Der Erretter offenbarte Oliver später, dass dieser, wann auch immer er um Führung gebetet hatte, vom Geist des Herrn geführt worden war. „Wäre es nicht so gewesen“, erläuterte der Herr, „so wärst du nicht an den Ort gekommen, wo du jetzt bist. Siehe, du weißt, dass du mich gefragt hast und ich deinen Verstand erleuchtet habe; und nun sage ich dir dies alles, damit du weißt, dass du durch den Geist der Wahrheit erleuchtet worden bist.“ (LuB 6:14,15.)

So empfing Oliver durch den Propheten Joseph Smith eine Offenbarung und erfuhr, dass er bereits zuvor Offenbarung empfangen hatte. Anscheinend hatte Oliver nicht erkannt, wie und wann er Weisung von Gott empfangen hatte, und er brauchte diese Belehrung, um den Geist der Offenbarung besser begreifen zu können. Im Grunde genommen hatte Oliver im Licht gestanden, als die Sonne an einem bewölkten Morgen aufging.

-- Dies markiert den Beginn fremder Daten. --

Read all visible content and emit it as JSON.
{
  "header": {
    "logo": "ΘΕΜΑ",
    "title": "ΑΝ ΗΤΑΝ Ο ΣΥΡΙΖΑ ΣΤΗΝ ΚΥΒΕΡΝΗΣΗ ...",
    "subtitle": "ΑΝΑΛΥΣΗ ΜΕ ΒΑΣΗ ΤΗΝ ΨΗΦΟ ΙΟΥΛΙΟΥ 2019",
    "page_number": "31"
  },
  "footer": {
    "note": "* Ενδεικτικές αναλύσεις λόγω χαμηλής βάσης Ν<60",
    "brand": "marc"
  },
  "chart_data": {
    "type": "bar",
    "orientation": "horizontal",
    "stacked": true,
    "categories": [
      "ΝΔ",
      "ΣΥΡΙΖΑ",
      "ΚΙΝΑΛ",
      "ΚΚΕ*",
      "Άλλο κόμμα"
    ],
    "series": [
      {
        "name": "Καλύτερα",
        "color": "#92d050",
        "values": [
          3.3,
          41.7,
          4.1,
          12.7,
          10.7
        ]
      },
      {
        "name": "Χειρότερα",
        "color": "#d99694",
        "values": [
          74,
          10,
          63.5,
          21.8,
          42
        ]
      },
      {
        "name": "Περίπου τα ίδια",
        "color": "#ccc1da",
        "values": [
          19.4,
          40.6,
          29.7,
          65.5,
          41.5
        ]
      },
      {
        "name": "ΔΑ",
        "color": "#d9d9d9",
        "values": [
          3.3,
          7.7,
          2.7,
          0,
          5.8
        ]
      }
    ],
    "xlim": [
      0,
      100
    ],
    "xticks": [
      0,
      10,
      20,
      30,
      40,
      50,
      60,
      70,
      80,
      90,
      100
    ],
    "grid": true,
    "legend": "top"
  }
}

Bei vielen Ungewissheiten und Schwierigkeiten im Leben verlangt Gott von uns, dass wir unser Bestes geben, für uns selbst handeln und nicht auf uns einwirken lassen (siehe 2 Nephi 2:26) und auf ihn vertrauen. Wir mögen keine Engel sehen, keine Stimme aus dem Himmel hören oder überwältigende geistige Eingebungen empfangen. Wir mögen oft vorangehen und dabei hoffen und beten, dass wir im Einklang mit Gottes Willen handeln – ohne absolute Gewissheit zu haben. Doch wenn wir unsere Bündnisse in Ehren halten, die Gebote befolgen und uns noch konsequenter darum bemühen, Gutes zu tun und uns zu verbessern, können wir sicher sein, dass Gott unsere Schritte lenken wird. Wir können etwas sagen und gewiss sein, dass Gott unsere Worte inspirieren wird. Das ist zum Teil die Bedeutung der Schriftstelle, die da lautet: „Dann wird dein Vertrauen in der Gegenwart Gottes stark werden.“ (LuB 121:45.)

Ich verheiße Ihnen, wenn Sie sich aufrichtig um den Geist der Offenbarung bemühen und davon Gebrauch machen, werden Sie „im Licht des Herrn [gehen]“ (Jesaja 2:5; siehe auch 2 Nephi 12:5). Manchmal spüren Sie den Geist der Offenbarung plötzlich und intensiv, ein andermal eher unmerklich und allmählich, und oftmals so sanft, dass Sie ihn gar nicht bewusst wahrnehmen. Doch unabhängig davon, wie Sie diese Segnung empfangen, wird das Licht, das sie Ihnen schenkt, Ihre Seele erleuchten und erweitern und Ihr Verständnis erleuchten (siehe Alma 5:7; 32:28) und Sie und Ihre Familie führen und schützen.

Ich gebe als Apostel mein Zeugnis, dass der Vater und der Sohn leben. Es gibt den Geist der Offenbarung wirklich – er kann in jedem von uns und in der Kirche Jesu Christi der Heiligen der Letzten Tage wirken und tut dies auch. Dass dies wahr ist, bezeuge ich im heiligen Namen Jesu Christi. Amen.